In maart konden we er samen om lachen. Nu is haar dood een feit.

Dit is een eng stuk om te schrijven. Maar Jet is weg en kan me niet meer tot de orde roepen. Denk ik. Ze was verschrikkelijk. Jet was verschrikkelijk geweldig. De ziekte MSA sloopte haar.

Een moeder, vrouw, zus, dochter, criticus, vriend, denker, iemand die zorgde, niet lulde maar poetste, een smaakmaker en, al zei ze zelf ‘Ik ben geen kok maar een moeder’, de kok van Café de Fabriek. 

Ze ging door het vuur voor wie ze in haar hart sloot, en kon een feeks zijn voor mensen die ze niet oprecht vond. Pijnlijk eerlijk, maar aardig gevonden worden was niet haar doel.

Daarom verbaasde ze zich erover dat tijdens haar ziekte bleek dat er velen waren die haar tóch aardig vonden. Ze ontving lieve berichtjes van mensen waarvan ze het niet had verwacht en regelmatig werd ze geconfronteerd met het verdriet van anderen om haar ziekte. Dat was mooi maar zwaar tegelijkertijd. 

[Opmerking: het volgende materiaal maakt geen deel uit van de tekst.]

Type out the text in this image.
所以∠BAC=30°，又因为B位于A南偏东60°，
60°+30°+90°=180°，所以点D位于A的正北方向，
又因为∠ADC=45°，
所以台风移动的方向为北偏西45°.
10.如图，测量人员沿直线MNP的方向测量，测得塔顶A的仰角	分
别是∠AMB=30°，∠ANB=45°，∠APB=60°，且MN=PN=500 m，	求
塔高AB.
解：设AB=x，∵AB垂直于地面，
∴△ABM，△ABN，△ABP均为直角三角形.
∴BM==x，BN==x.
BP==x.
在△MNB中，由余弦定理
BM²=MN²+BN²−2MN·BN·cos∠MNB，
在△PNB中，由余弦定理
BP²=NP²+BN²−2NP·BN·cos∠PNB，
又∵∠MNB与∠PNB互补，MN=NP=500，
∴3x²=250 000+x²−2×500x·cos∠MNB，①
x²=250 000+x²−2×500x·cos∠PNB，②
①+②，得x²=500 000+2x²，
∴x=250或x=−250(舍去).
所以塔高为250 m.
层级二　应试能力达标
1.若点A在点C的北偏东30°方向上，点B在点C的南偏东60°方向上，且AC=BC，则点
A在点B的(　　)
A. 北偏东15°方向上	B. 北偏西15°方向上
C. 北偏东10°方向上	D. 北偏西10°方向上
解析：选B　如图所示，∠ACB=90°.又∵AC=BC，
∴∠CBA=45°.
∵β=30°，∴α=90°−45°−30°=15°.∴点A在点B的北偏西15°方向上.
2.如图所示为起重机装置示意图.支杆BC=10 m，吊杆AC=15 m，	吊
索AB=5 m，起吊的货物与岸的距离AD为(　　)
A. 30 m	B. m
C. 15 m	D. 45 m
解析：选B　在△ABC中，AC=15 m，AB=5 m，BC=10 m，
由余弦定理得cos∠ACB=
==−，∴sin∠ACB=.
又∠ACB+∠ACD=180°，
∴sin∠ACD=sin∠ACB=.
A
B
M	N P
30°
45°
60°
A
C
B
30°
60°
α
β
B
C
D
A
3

Zij was degene die de ziekte moest ondergaan in de wetenschap dat ze het leven, en daarmee haar man en kinderen, achter zou laten. Dat deed ze, ondanks haar angst, op z’n Jets: dapper, eerlijk, met (harde) humor, en met liefde voor haar geliefden. 

Het gat dat haar overlijden slaat is diep, maar de herinnering aan wie ze was is blijvend.